A recent report from McKinsey & Co indicates that diversity in a company’s leadership is not just nice to have, but has a strong relationship to better financial performance. The report finds that companies in the top quartile of gender diversity were 15 percent more likely to have financial returns above the industry average, and companies in the top quartile of racial/ethnic diversity were 30 percent more likely to have such returns. On the other side of the spectrum, the least diverse companies were statistically less likely to perform above the industry average, meaning diverse companies are proving more profitable.
Why does gender diversity seem to have less of an impact? McKinsey’s report suggests that the earlier-begun work to increase women’s participation in the top level of business has already demonstrated some positive results. Whereas, according to this report, racial diversity has not been as strong of a focus for as long, and it is now starting to yield results for the companies who are focused on it.
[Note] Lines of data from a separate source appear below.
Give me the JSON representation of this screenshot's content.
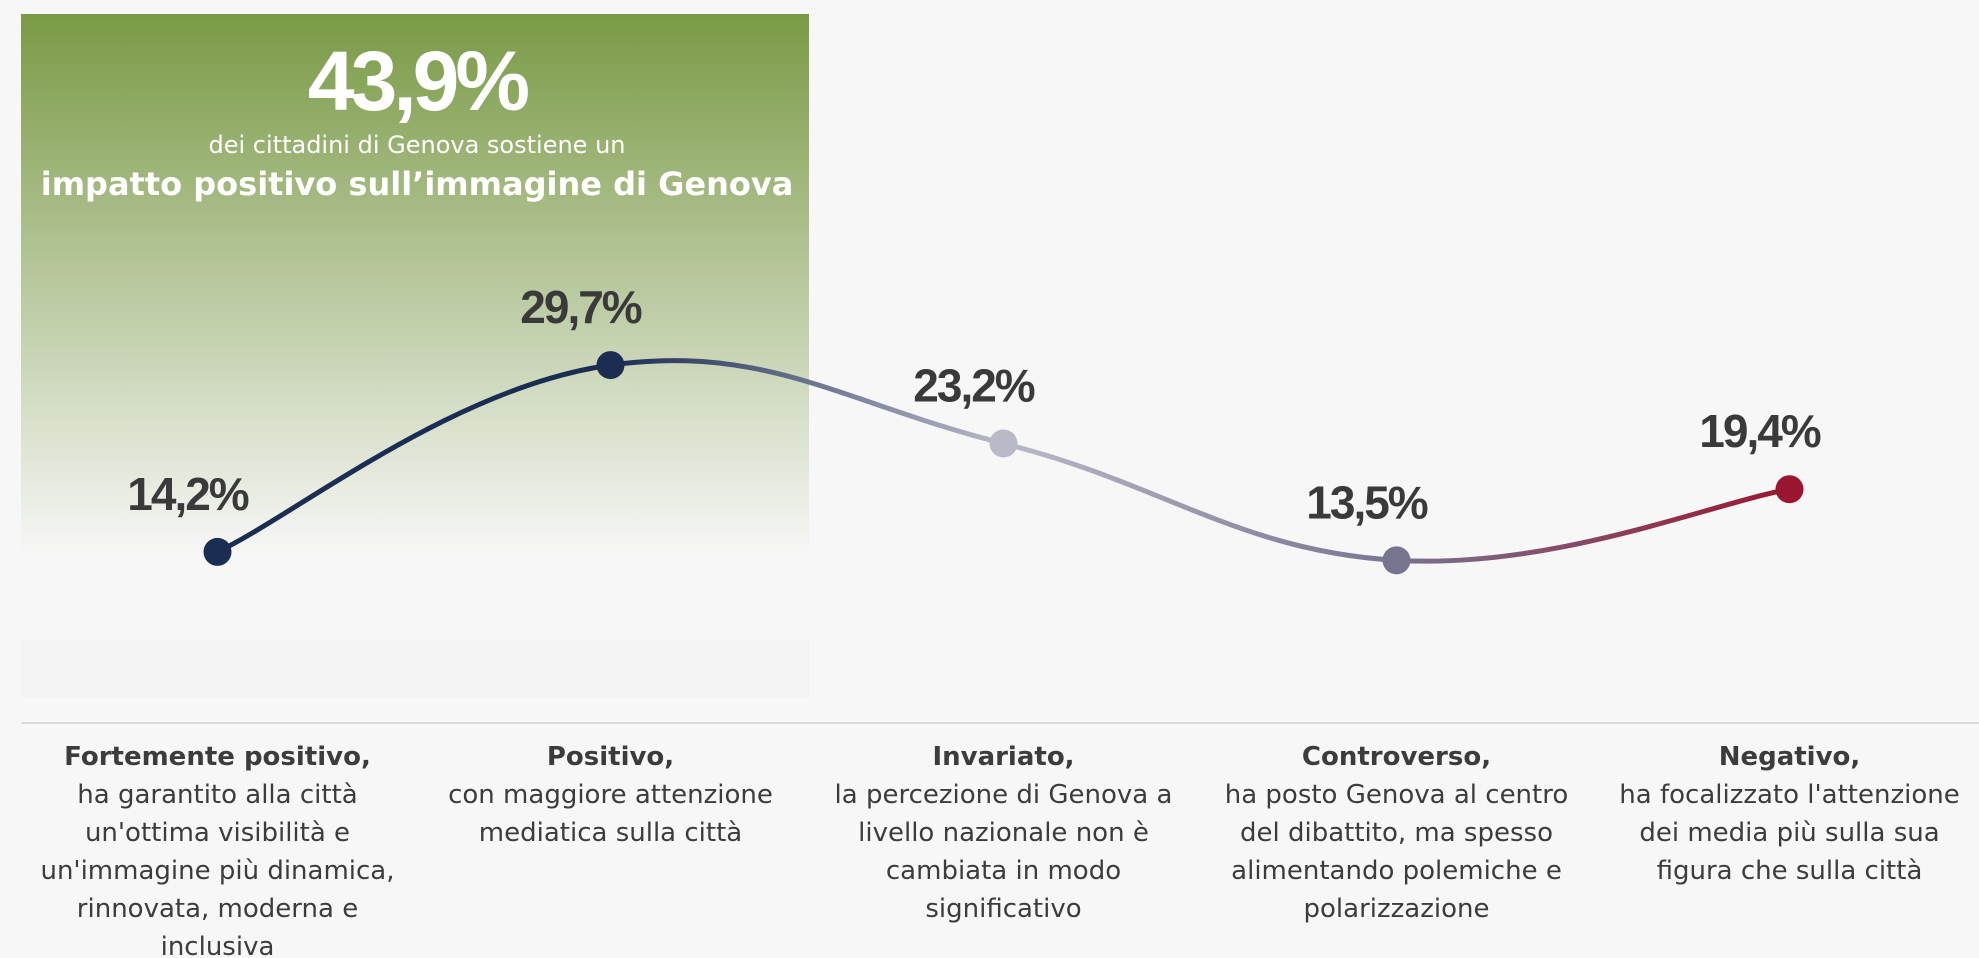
{
  "chart_data": {
    "type": "line",
    "categories": [
      "Fortemente positivo,",
      "Positivo,",
      "Invariato,",
      "Controverso,",
      "Negativo,"
    ],
    "descriptions": [
      "ha garantito alla città un'ottima visibilità e un'immagine più dinamica, rinnovata, moderna e inclusiva",
      "con maggiore attenzione mediatica sulla città",
      "la percezione di Genova a livello nazionale non è cambiata in modo significativo",
      "ha posto Genova al centro del dibattito, ma spesso alimentando polemiche e polarizzazione",
      "ha focalizzato l'attenzione dei media più sulla sua figura che sulla città"
    ],
    "values": [
      14.2,
      29.7,
      23.2,
      13.5,
      19.4
    ],
    "value_labels": [
      "14,2%",
      "29,7%",
      "23,2%",
      "13,5%",
      "19,4%"
    ],
    "colors": [
      "#1b2d52",
      "#1b2d52",
      "#b9b9c9",
      "#777490",
      "#9b1530"
    ],
    "ylim": [
      0,
      60
    ],
    "highlight": {
      "value": 43.9,
      "label": "43,9%",
      "text": "dei cittadini di Genova sostiene un",
      "emphasis": "impatto positivo sull’immagine di Genova",
      "color": "#7a9a45"
    }
  }
}
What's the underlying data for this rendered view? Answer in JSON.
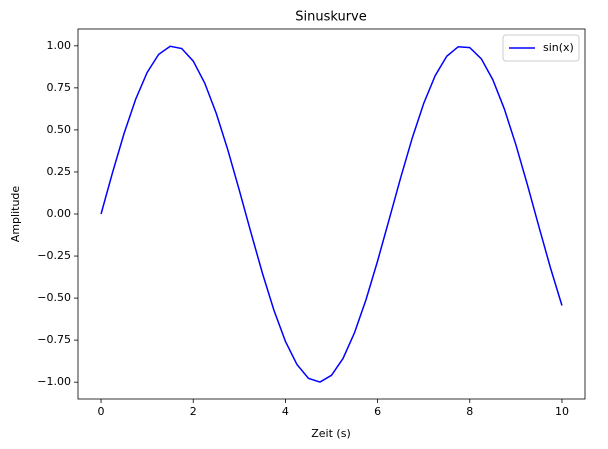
{
  "chart_data": {
    "type": "line",
    "title": "Sinuskurve",
    "x_label": "Zeit (s)",
    "y_label": "Amplitude",
    "x": [
      0,
      0.25,
      0.5,
      0.75,
      1,
      1.25,
      1.5,
      1.75,
      2,
      2.25,
      2.5,
      2.75,
      3,
      3.25,
      3.5,
      3.75,
      4,
      4.25,
      4.5,
      4.75,
      5,
      5.25,
      5.5,
      5.75,
      6,
      6.25,
      6.5,
      6.75,
      7,
      7.25,
      7.5,
      7.75,
      8,
      8.25,
      8.5,
      8.75,
      9,
      9.25,
      9.5,
      9.75,
      10
    ],
    "series": [
      {
        "name": "sin(x)",
        "color": "#0000ff",
        "values": [
          0,
          0.2474,
          0.4794,
          0.6816,
          0.8415,
          0.949,
          0.9975,
          0.984,
          0.9093,
          0.7781,
          0.5985,
          0.3817,
          0.1411,
          -0.1082,
          -0.3508,
          -0.5716,
          -0.7568,
          -0.895,
          -0.9775,
          -0.9993,
          -0.9589,
          -0.8589,
          -0.7055,
          -0.5083,
          -0.2794,
          -0.0332,
          0.2151,
          0.45,
          0.657,
          0.8231,
          0.938,
          0.9946,
          0.9894,
          0.9228,
          0.7985,
          0.6247,
          0.4121,
          0.1743,
          -0.0752,
          -0.3195,
          -0.544
        ]
      }
    ],
    "xlim": [
      -0.5,
      10.5
    ],
    "ylim": [
      -1.1,
      1.1
    ],
    "xticks": [
      0,
      2,
      4,
      6,
      8,
      10
    ],
    "yticks": [
      {
        "value": -1,
        "label": "−1.00"
      },
      {
        "value": -0.75,
        "label": "−0.75"
      },
      {
        "value": -0.5,
        "label": "−0.50"
      },
      {
        "value": -0.25,
        "label": "−0.25"
      },
      {
        "value": 0,
        "label": "0.00"
      },
      {
        "value": 0.25,
        "label": "0.25"
      },
      {
        "value": 0.5,
        "label": "0.50"
      },
      {
        "value": 0.75,
        "label": "0.75"
      },
      {
        "value": 1,
        "label": "1.00"
      }
    ],
    "grid": false,
    "legend": "upper right"
  }
}
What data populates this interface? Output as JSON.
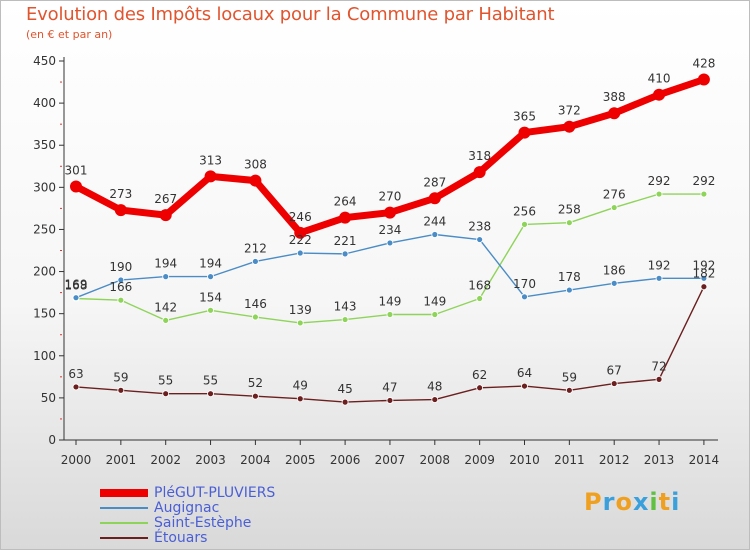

The issue of diverse workplaces is an important topic for CDFIs, including OBDC (you can watch part of the discussion held at Opportunity Finance Network’s 2014 conference on the topic). To truly be a community lender, OBDC believes it is important that our staff and board have strong cultural competencies and reflect the demographics of our community and clients. We are proud to be leading in this area, with a highly diverse, talented team that can meet the needs of our communities.
What can you do if your company or organization is in need of a transformation? This report suggests that two critical steps. One, have a visible commitment from your leadership team about inclusion and diversity, and, two, address unconscious bias in an articulated transformation program.